Cross dressing is not just a male attribute. History has a record of females dressed as fully fledged males. In Norse Mythology, when Hervor (from Hervarar saga) learnt that her father had been the infamous Swedish berserker Angantyr, she dressed as a man, called herself Hjörvard and lived for a long time as a Viking. George Sand is the pseudonym of Amandine-Aurore-Lucile Dupin, an early 19th century French novelist who preferred to wear men's clothing exclusively. In her autobiography, she explains in length the various aspects of how she experienced cross-dressing. Dorothy Lawrence was an English war reporter who disguised herself as a man so she could become a soldier in World War I.
Unfortunately, a female dressing as a male has become more or less a fashion statement with entire fashion ranges modeled on the basic structure of male clothes, while males dressing as females are either entertainers or a topic of mockery. A cross dresser has actually started a blog to ‘out’ himself as a cross dresser. He has a wife and child but they don’t know it yet. He thinks doing so through a blog is going to make his wife trust him. But no, that might not happen because she was lied to. That lying comes from the fear of not being accepted. That is how bad the situation is. And everyone’s shouting and advocating feminism.

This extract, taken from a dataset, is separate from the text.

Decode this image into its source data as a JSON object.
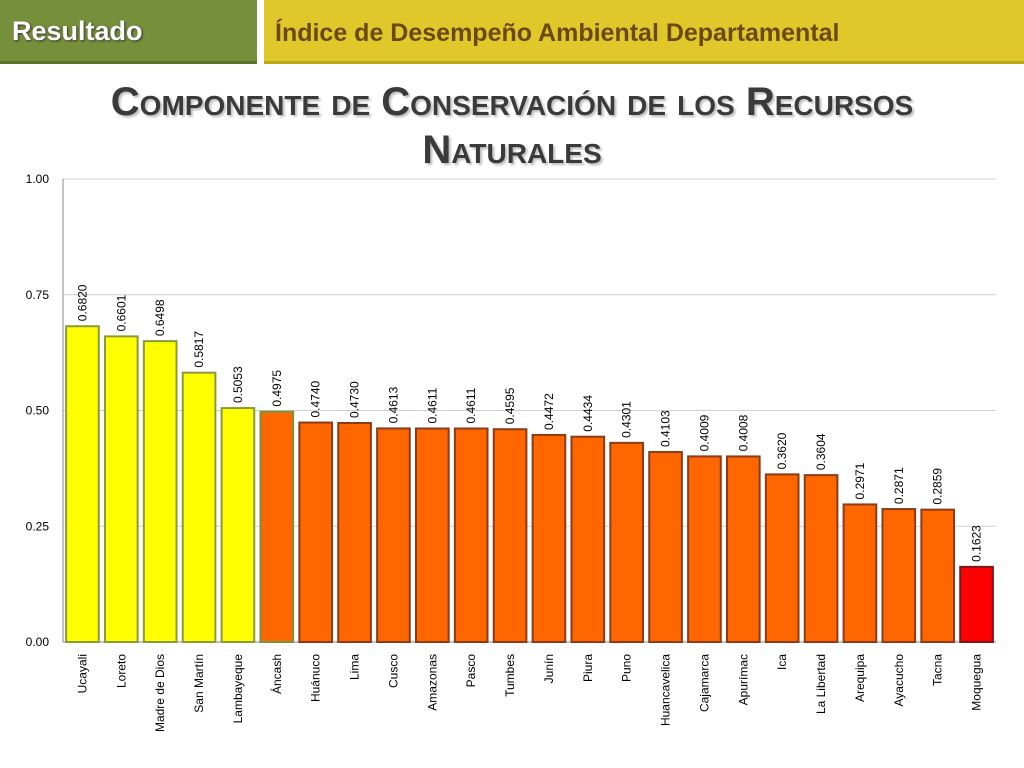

Another site, in fact a lot of sites, busts various myths about cross dressing. One is surprised to find that our stereotyped thinking is actually wrong. What surprised me was what all could people think! Cross dressing is not only regarded as a feature of homosexuality, myth says it is also a mental disease which cannot be cured! Things like ‘it is a sin’; ‘if my children come in front of one, they too will become so’ are also on the list. A friend quips, “What opinion on cross dressers? I like gaming, you like BlackBerry, someone likes chocolate, some like sports! It’s a lifestyle choice. In fact, why name them at all? Why call them cross dressers? They are people, like any one of us. We should all just get a life and let them live their own!”

A lot of people believe that cross dressing in males comes from the feeling of being an underachiever and they do it to attract attention to themselves. Mattie says, “Nothing could be further from the truth!” About himself he says, “In my case throughout college I was near the top of my class. I was a DJ on a radio station that covered most of a major metropolitan area, served as president of both my high school and college class – and was in the honors society of my area of study. I’ve since attained a Masters degree in my field and again graduated near the top of my class.”

The society has assigned clothes to a specific gender; clothes haven’t been made like that. No body’s making fun of femininity by dressing up like a woman- except comedians who intend it to be a part of their act. It is a beautiful act, not at the materialistic level but at an emotional level. All that the cross dressers are trying to do is expressing their love for femininity. That doesn’t make them retards or sinners. This attitude leads to severe depression among them which might be dangerous to the people around them or fatal to themselves.

Cross dressing is more than just fashion and loud makeup. If one does it, it is to make one feel good about oneself. Cross dressing is as legal and as much a fundamental right as is right to life and personal liberty. Accept them, include them and let them live like any other person.